To begin, plate the cells in 75 microliters per well of antibiotic-free medium without HEPES buffer to determine the IC50. On the second day, prepare the control solution and the test solutions by performing serial dilutions of high-concentration stock solutions. After adding control and test solutions to the cells, incubate the cells at 37 degrees Celsius and 5%carbon dioxide in a humidified environment for 48 hours.
Begin the cell proliferation assay by first vortexing the MTS reagent to fully dissolve any precipitated reagent before usage on day three of the experiment transfer the thawed MTS reagents into a sterile, 25-milliliter reagent reservoir. Pipette 20 microliters of MTS reagent into each well of the 96-well plate containing samples and 100 microliters of culture medium. Incubate the plate at 37 degrees Celsius and 5%carbon dioxide in a humidified environment for one to four hours.

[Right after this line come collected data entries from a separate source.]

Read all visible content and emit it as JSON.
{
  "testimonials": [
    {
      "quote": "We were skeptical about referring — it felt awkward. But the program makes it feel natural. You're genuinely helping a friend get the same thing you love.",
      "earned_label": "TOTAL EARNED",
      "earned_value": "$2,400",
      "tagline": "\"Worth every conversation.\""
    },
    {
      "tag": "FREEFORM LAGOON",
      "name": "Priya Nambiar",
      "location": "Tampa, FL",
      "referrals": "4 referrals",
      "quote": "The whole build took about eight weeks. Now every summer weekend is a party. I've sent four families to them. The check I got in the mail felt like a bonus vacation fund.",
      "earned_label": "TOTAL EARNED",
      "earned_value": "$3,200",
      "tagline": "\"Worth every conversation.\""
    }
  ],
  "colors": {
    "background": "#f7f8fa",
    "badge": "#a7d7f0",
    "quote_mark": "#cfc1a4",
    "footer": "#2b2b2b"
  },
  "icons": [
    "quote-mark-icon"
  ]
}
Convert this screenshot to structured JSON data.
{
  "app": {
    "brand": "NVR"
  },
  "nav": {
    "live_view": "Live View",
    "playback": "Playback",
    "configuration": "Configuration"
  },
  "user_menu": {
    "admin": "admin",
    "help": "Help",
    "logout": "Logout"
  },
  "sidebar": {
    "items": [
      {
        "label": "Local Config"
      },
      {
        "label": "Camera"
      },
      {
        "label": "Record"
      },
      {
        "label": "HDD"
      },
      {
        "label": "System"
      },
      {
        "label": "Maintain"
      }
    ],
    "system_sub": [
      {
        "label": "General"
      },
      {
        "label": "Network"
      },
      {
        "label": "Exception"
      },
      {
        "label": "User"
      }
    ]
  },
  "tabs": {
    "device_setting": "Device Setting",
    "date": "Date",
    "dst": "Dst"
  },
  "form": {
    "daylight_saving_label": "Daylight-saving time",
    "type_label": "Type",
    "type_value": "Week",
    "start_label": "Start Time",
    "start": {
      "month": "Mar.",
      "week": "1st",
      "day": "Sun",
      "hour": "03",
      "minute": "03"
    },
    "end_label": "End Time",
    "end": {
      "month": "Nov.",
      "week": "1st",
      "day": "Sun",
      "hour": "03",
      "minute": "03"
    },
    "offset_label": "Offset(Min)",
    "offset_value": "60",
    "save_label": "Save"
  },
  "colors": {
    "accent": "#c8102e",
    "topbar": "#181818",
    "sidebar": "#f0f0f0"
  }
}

Then, centrifuge the plate at room temperature to remove any bubbles that may interfere with the absorbance reading. Measure the absorbance at 490 nanometers with a microplate reader or spectrophotometer. A 96-well plate showing the calorimetric results of an MTS assay with increasing drug concentrations is presented.
The dose response curve showed that the test agent impairs the viability of the cancer cells in a dose-dependent manner.